Third Strategy: Context Engineering
Coinbase requires developers to streamline context, starting new sessions for new tasks, and not cramming too much into one conversation.
This isn't laziness; it's a new discipline—known in the industry as Context Engineering. Anthropic explicitly pointed out in a technical blog that context engineering is more effective than prompt engineering when managing AI agents.
In simple terms: it's not about making AI smarter, but providing AI with more precise information.

▲ More and more companies are starting to be frugal with AI models
Not Just Coinbase, This is a Trend
Coinbase is not the first to take this leap.
Lindy, a 25-person AI startup, has completely switched from Claude to Deepseek. CEO Flo Crivello told CNBC: "AI costs have surpassed labor costs, which is unsustainable." After switching models, costs "plummeted," saving millions of dollars.
Snowflake CEO Sridhar Ramaswamy conducted a practical comparison: on 103 coding tasks, GLM-5.2 solved 66%, while Claude Opus 4.7 solved 67%. The difference? Almost negligible.
But the price difference is substantial:
Price Comparison (per million tokens)
- GLM-5.2: Input $1.40 / Output $4.40
- Claude Opus 4.7: Input $5 / Output $25
- GPT-5.5: Input $5 / Output $30
The output price difference is 5-7 times.
Cheap Goods Are Not Good?
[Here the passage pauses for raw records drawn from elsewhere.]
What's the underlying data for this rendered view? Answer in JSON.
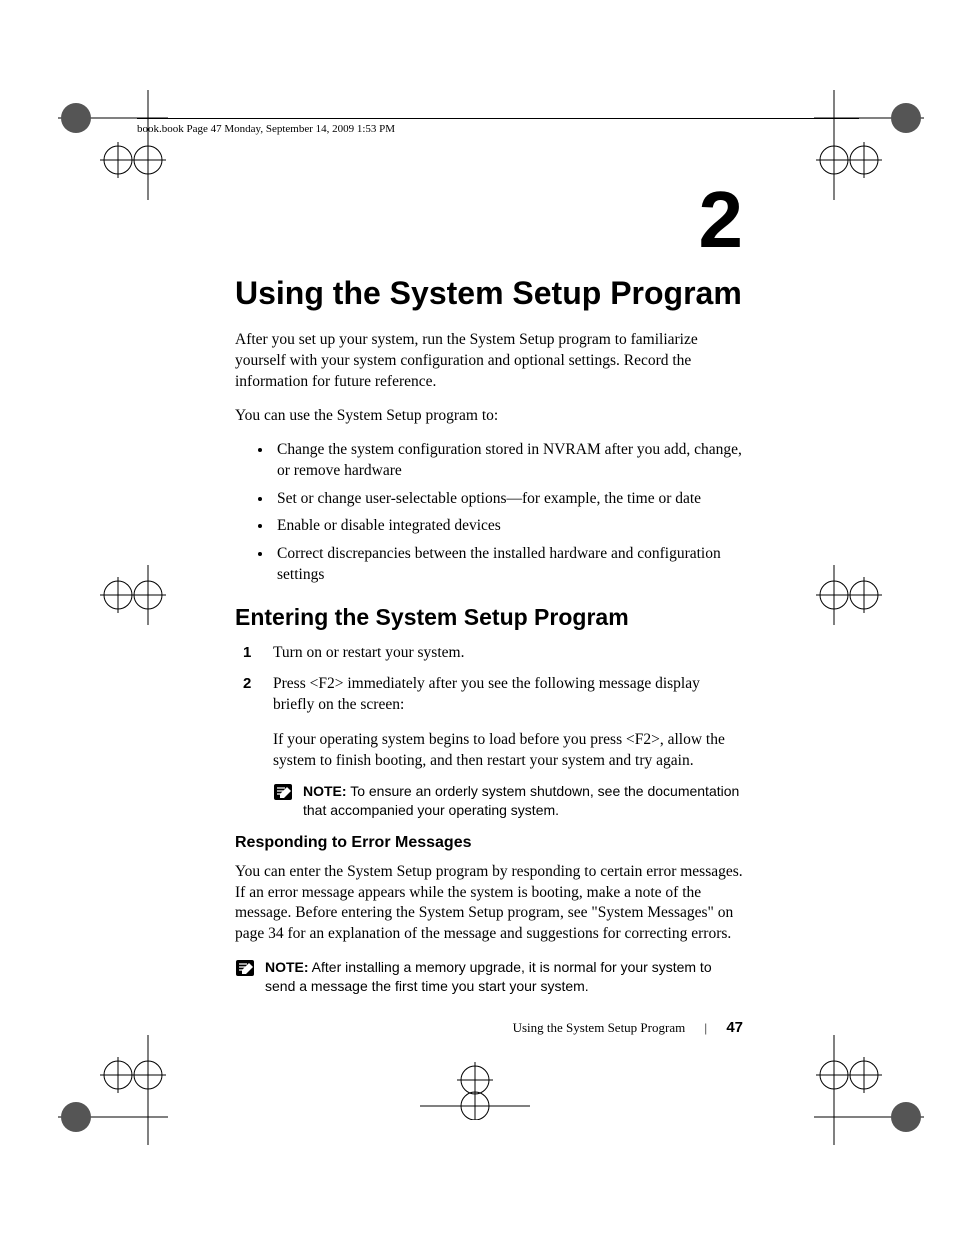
{
  "header": {
    "runner": "book.book  Page 47  Monday, September 14, 2009  1:53 PM"
  },
  "chapter": {
    "number": "2",
    "title": "Using the System Setup Program"
  },
  "intro": {
    "p1": "After you set up your system, run the System Setup program to familiarize yourself with your system configuration and optional settings. Record the information for future reference.",
    "p2": "You can use the System Setup program to:"
  },
  "bullets": [
    "Change the system configuration stored in NVRAM after you add, change, or remove hardware",
    "Set or change user-selectable options—for example, the time or date",
    "Enable or disable integrated devices",
    "Correct discrepancies between the installed hardware and configuration settings"
  ],
  "section1": {
    "heading": "Entering the System Setup Program",
    "steps": [
      "Turn on or restart your system.",
      "Press <F2> immediately after you see the following message display briefly on the screen:"
    ],
    "step2_cont": "If your operating system begins to load before you press <F2>, allow the system to finish booting, and then restart your system and try again.",
    "note1_label": "NOTE:",
    "note1_text": " To ensure an orderly system shutdown, see the documentation that accompanied your operating system."
  },
  "section2": {
    "heading": "Responding to Error Messages",
    "p1": "You can enter the System Setup program by responding to certain error messages. If an error message appears while the system is booting, make a note of the message. Before entering the System Setup program, see \"System Messages\" on page 34 for an explanation of the message and suggestions for correcting errors.",
    "note2_label": "NOTE:",
    "note2_text": " After installing a memory upgrade, it is normal for your system to send a message the first time you start your system."
  },
  "footer": {
    "title": "Using the System Setup Program",
    "page": "47"
  }
}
Don't Jump to Conclusions
At this point, you might ask: with such a low price, can the quality be the same?
To be honest, it's not exactly the same, but the gap is smaller than you think.
Snowflake's tests show that GLM-5.2 is indeed less stable on certain tasks—success rate on the first attempt is 47.6%, lower than Opus's 53.7%. Moreover, GLM sometimes "stubbornly" pursues the wrong direction: on one task, it took 24 minutes and made 411 calls, yet still failed. Opus completed it in 9 minutes with 49 calls.
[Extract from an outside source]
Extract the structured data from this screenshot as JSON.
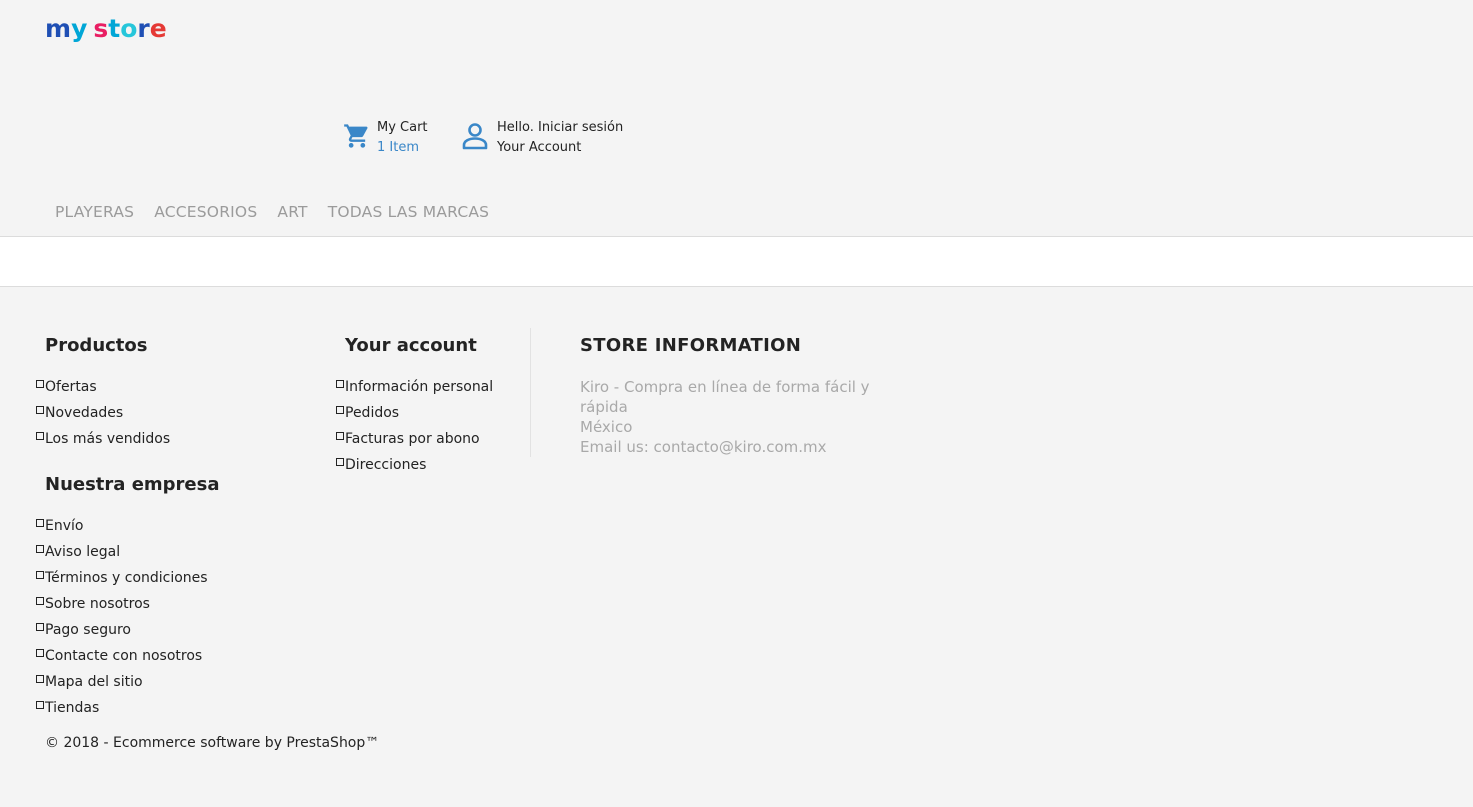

However, on most tasks, the final success rates of both are nearly equal. The key is: are you willing to pay 5 times the price for a few percentage points of stability?
For many companies, the answer is becoming increasingly clear: no.
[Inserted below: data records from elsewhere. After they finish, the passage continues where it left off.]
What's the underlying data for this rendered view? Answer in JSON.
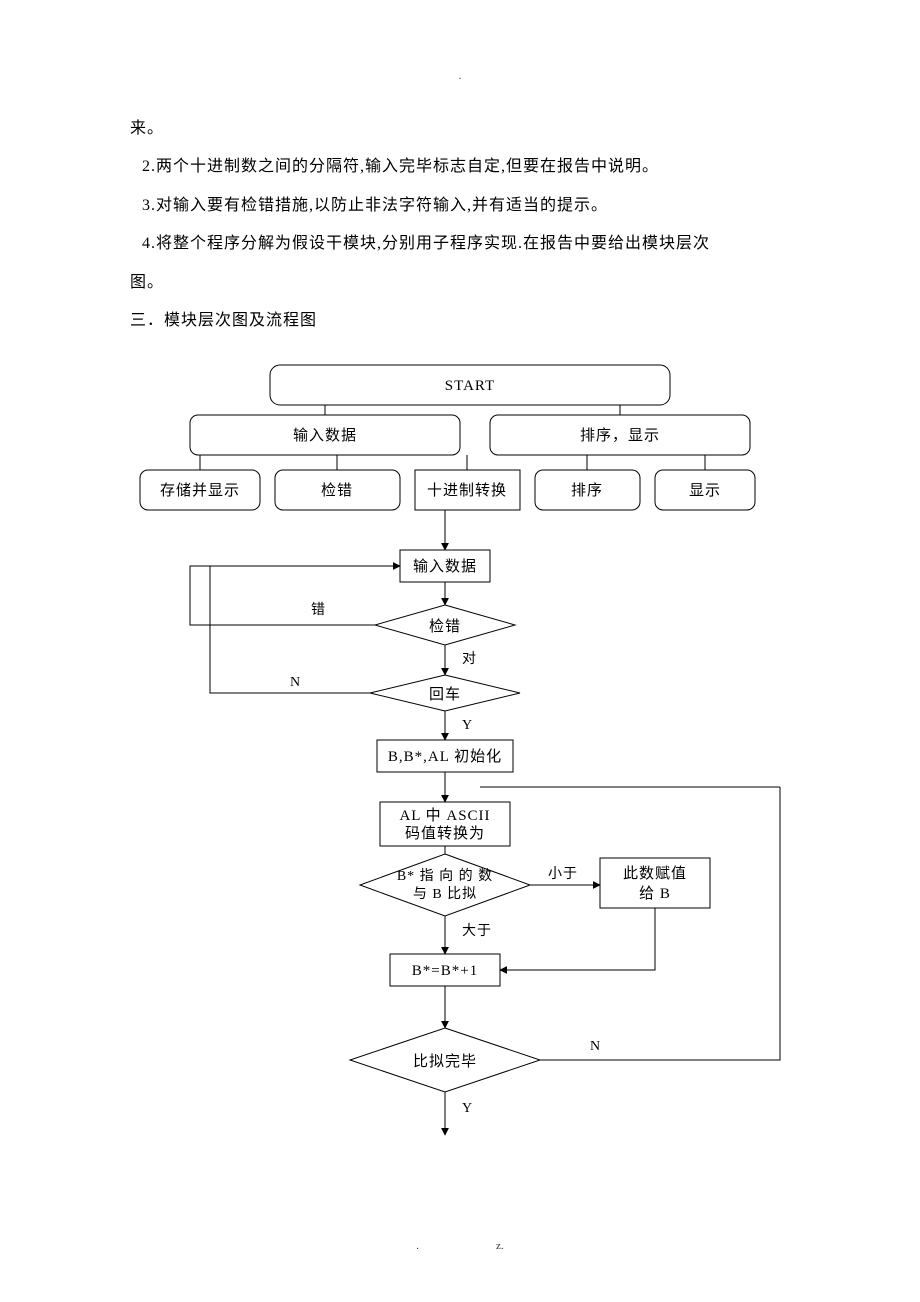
{
  "text": {
    "line0": "来。",
    "line1": "2.两个十进制数之间的分隔符,输入完毕标志自定,但要在报告中说明。",
    "line2": "3.对输入要有检错措施,以防止非法字符输入,并有适当的提示。",
    "line3": "4.将整个程序分解为假设干模块,分别用子程序实现.在报告中要给出模块层次",
    "line4": "图。",
    "sect": "三．模块层次图及流程图"
  },
  "hierarchy": {
    "top": "START",
    "mid_left": "输入数据",
    "mid_right": "排序，显示",
    "b1": "存储并显示",
    "b2": "检错",
    "b3": "十进制转换",
    "b4": "排序",
    "b5": "显示"
  },
  "flow": {
    "n_input": "输入数据",
    "n_check": "检错",
    "lbl_err": "错",
    "lbl_ok": "对",
    "n_enter": "回车",
    "lbl_N": "N",
    "lbl_Y": "Y",
    "n_init": "B,B*,AL 初始化",
    "n_conv1": "AL 中 ASCII",
    "n_conv2": "码值转换为",
    "n_cmp1": "B* 指 向 的 数",
    "n_cmp2": "与 B 比拟",
    "lbl_lt": "小于",
    "lbl_gt": "大于",
    "n_assign1": "此数赋值",
    "n_assign2": "给 B",
    "n_inc": "B*=B*+1",
    "n_done": "比拟完毕",
    "lbl_N2": "N",
    "lbl_Y2": "Y"
  },
  "footer": "z.",
  "topdot": "."
}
▲ The price gap between Eastern and Western AI models is reshaping the industry landscape
What Does This Mean for Ordinary People?
You might say: I'm not Coinbase, what does this have to do with me?
In fact, this trend has three direct implications for how you use AI:
1. Don't Stick to One Model
Many people only use one AI—either ChatGPT or Claude. But professional users don't do that. Using different models for different tasks is the most cost-effective approach.
Use the cheaper one for everyday Q&A, and the better one for coding and analysis. Just like you wouldn't go to a Michelin restaurant for every meal.
2. Caching and Reuse Are Key to Saving Money
If you often use AI for similar tasks (like writing weekly reports or organizing notes daily), learning to utilize caching and templates can significantly reduce consumption.
3. Streamlining Context = Better Results
Many people try to cram all background information into their conversations with AI. But it turns out that providing AI with less but more precise information yields better results. For new tasks, start new conversations. Don't make AI search for answers in a pile of historical records.
Deeper Changes: The AI Pricing Model is Being Reshaped
This wave of "model migration" is shaking the pricing logic of the entire AI industry.
The high valuations of OpenAI and Anthropic are based on the assumption of "continuously high revenue growth." But if more and more companies like Coinbase and Lindy turn to cheaper alternatives, this assumption will no longer hold.
Reports indicate that a price war has already begun between OpenAI and Anthropic. In the newly released GPT-5.6 series, the Terra model is half the price of GPT-5.5, while Luna focuses on the lowest price.
This is good news for users. The more intense the competition, the lower the prices and the more choices available.
When American giants start saving money with Chinese models, it indicates that AI competition is no longer just a benchmark race in laboratories, but a real cost battle. Being able to do the same thing for less money is the real skill.